The Game of Love and Chance is translated and directed by Pleiades Theatre's Artistic Producer John Van Burek. An award-winning Canadian theatre veteran well-known for his work in both official languages, Van Burek has translated and directed most of the plays of Michel Tremblay, recently directed Marcel Pursued by the Hounds at Tarragon Theatre and is the founding Artistic Director of Théâtre français de Toronto.

Marivaux (1688-1763), the most celebrated French dramatist of the 18th Century, can be considered the Mozart of playwrights. With passion, verve and elegance, he explores the ways in which love can play surprising tricks on us, especially when we think we are smarter than our hearts. Like many of Marivaux's works, The Game of Love and Chance examines the vulnerability of young people as they face the daunting responsibilities of adulthood, love and the complications of life.
"Marivaux, out of fashion for most of the century, has suddenly become all the rage. Not really surprising. At a time when we seem to have lost all delicacy in the art of expressing love, the 18th Century French playwright's elegant probing of the workings of the human heart comes to us like drops of rain in the desert." The Herald (London, U.K.)

The Game of Love and Chance is sponsored by du Maurier Arts and Alliance Française de Toronto.

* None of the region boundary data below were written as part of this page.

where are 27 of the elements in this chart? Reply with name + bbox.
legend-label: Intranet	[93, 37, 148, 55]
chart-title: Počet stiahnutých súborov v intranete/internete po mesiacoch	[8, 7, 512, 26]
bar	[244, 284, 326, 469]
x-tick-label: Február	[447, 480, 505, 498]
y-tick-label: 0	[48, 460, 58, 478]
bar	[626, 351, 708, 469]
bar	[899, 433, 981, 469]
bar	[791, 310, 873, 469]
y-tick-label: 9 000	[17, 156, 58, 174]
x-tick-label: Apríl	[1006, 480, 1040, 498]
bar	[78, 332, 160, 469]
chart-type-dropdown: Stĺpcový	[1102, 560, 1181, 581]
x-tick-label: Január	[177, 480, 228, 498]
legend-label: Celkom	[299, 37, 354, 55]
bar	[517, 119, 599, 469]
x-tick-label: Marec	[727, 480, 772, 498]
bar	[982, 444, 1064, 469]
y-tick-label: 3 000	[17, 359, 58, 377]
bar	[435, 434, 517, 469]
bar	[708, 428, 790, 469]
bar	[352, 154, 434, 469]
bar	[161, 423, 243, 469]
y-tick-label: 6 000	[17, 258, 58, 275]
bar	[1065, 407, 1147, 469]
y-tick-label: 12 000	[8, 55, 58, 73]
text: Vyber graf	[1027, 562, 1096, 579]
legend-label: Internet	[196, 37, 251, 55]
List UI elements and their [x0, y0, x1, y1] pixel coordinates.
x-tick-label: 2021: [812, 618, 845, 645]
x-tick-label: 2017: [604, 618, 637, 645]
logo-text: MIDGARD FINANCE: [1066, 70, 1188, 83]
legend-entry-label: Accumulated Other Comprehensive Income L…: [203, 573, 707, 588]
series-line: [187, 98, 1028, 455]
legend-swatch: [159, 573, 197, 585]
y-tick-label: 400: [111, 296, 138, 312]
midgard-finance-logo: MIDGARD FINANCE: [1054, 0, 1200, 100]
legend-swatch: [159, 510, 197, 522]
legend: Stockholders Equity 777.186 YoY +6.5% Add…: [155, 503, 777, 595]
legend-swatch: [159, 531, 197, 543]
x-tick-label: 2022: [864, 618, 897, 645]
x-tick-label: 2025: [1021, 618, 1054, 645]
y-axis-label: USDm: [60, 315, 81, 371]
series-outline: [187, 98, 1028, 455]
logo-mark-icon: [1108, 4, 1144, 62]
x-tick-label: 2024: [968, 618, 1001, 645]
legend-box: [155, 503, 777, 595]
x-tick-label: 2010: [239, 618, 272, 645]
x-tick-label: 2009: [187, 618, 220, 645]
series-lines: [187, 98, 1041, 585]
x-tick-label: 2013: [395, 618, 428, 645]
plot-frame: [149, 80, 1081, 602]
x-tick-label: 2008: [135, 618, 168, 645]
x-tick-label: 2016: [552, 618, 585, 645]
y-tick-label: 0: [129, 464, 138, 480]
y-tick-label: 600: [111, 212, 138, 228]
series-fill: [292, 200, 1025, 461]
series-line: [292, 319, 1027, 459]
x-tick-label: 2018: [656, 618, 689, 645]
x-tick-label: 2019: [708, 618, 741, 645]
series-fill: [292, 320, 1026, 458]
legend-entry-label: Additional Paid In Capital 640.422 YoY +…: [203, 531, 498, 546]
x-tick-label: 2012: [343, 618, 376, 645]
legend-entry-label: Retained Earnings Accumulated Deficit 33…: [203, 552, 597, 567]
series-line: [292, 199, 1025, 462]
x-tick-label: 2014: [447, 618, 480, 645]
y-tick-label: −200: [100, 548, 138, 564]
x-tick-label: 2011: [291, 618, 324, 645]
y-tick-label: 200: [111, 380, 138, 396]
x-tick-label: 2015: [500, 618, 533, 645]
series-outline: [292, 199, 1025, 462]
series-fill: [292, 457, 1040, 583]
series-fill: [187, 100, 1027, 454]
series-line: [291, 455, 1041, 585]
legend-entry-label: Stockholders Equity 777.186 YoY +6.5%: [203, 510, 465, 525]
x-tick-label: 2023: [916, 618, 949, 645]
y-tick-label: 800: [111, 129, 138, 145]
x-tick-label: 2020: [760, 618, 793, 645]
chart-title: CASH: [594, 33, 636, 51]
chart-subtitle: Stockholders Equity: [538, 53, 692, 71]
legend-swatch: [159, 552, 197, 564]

Notes from John Van Burek:

"Written in 1730, Marivaux's The Game of Love and Chance is about a young woman whose father has decided she should marry. The father, understanding his daughter's apprehensions, consents when Silvia asks if she can switch roles with her maid, Lisette. She does this in order to size up her husband-to-be, who is coming to meet her. What the father doesn't tell her is that this young man, Dorante, has had the same idea and has switched places with his servant, Harlequin. In other words, we know pretty well from the outset what the story will be; what remains to be seen is how the characters will sort out the problems they have created for themselves. Thus begins a funny but painful tangle of emotional twists and turns. Our joy in this comedy comes from watching these four people struggle to escape the nets they have thrown over themselves. The drama lies in the wounds they inflict on one another as they do so. What starts out as a lark quickly becomes torture, for them and for us.
As with most of Marivaux's plays, there is an immediacy, an intense passion, in the way he examines human relationships, especially where love is involved. and in the questions he raises about the meaning of commitment. He has a special concern for young people as they set out on the journey through adult life, where danger of making a wrong turn can prove irreparable. There is an urgency and a vitality in Marivaux that makes him leap forward into our own time and startle us with his knowledge of the emotional damage we do to ourselves in thinking we can outsmart our hearts.